How can I determine what are the required libraries irrespective of all the libraries I added to the eclipse linker?
If I wanted to tell eclipse to not use shared libraries how do I change the compile scripts for OpenCV, Curl, and modify eclipse so that static libraries are used instead?
When doing embedded programming, and cross-compiling is it more typical to use shared libraries or static libraries?
Thanks for the help.
You are just making the linker happy having the shared library on the host. It looks in the shared libraries to make sure the symbols your program uses are resolved.

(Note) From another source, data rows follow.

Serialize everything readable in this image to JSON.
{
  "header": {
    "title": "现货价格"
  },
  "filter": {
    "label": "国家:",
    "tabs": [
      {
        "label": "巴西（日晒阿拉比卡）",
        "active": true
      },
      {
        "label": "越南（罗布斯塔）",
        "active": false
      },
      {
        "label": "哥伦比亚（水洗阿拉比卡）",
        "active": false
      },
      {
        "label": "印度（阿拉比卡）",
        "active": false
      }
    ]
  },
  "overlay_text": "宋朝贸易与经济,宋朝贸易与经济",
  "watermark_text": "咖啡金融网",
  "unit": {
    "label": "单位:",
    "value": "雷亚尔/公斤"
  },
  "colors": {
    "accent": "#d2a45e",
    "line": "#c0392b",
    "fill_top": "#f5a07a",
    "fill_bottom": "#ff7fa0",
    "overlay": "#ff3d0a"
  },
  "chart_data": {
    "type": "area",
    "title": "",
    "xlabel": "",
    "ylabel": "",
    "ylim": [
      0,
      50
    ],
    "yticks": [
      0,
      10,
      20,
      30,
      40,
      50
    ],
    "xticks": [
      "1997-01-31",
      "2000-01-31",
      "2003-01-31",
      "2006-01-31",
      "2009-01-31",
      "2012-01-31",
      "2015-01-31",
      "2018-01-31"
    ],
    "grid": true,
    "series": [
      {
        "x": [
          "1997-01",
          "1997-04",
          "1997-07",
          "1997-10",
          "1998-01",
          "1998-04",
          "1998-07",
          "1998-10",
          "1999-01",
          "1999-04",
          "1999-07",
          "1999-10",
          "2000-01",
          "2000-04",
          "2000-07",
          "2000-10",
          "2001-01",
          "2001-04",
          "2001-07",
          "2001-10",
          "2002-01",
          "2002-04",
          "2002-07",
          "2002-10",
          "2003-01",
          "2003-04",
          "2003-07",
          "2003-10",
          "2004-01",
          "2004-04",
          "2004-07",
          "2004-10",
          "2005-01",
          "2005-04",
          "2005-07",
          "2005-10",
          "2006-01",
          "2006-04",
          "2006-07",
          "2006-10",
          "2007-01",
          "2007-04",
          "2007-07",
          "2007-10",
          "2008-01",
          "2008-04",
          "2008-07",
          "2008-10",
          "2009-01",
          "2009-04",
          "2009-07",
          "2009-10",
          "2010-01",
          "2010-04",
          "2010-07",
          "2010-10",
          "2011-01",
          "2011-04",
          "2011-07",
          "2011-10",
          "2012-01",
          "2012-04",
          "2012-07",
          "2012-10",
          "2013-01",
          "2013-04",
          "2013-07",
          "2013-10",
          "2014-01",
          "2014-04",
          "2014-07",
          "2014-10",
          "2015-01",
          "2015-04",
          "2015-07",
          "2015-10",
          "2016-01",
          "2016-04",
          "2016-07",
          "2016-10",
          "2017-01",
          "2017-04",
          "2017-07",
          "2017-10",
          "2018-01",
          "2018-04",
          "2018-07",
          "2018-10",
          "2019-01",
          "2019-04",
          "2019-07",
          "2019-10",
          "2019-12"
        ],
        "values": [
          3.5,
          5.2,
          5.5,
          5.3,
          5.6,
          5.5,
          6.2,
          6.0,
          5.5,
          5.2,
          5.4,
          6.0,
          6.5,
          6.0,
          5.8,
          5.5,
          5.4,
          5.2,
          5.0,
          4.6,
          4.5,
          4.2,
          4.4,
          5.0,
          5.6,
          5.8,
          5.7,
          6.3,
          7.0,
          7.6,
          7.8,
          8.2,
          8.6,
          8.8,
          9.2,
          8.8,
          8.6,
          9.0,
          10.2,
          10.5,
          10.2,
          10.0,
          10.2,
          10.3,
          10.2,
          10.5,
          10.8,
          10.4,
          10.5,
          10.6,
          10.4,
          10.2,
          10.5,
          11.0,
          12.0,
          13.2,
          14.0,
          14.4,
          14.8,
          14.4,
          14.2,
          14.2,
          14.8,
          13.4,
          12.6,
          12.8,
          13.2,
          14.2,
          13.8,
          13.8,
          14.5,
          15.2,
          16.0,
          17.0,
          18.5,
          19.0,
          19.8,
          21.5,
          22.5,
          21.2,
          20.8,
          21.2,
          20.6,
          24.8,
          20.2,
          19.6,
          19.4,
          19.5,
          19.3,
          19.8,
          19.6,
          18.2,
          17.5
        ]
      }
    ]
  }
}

They are not linked in or used for anything else.
/lib and /usr/lib are the usual place to find shared libraries. You can add directories to the dynamic loader's search path by defining the LD_LIBRARY_PATH environment variable:
setenv LD_LIBRARY_PATH /home/me/lib:/home/me/lib2
I have no clue if there is some kind of tool/plugin for this. I use scp. ;-)
The ldd command will tell you what shared libraries an executable uses.
Good question. I've never built them. Often packages will build both shared and static libraries.
I don't know if is more typical to use shared libraries or not. I generally use static libraries. In my ELLCC cross compiler project.
I have used ELLCC to build itself. The resulting statically linked executables were actually smaller than the gcc compiled executable that uses shared libraries. Of course that is with an entirely different set of C++ and C standard libraries.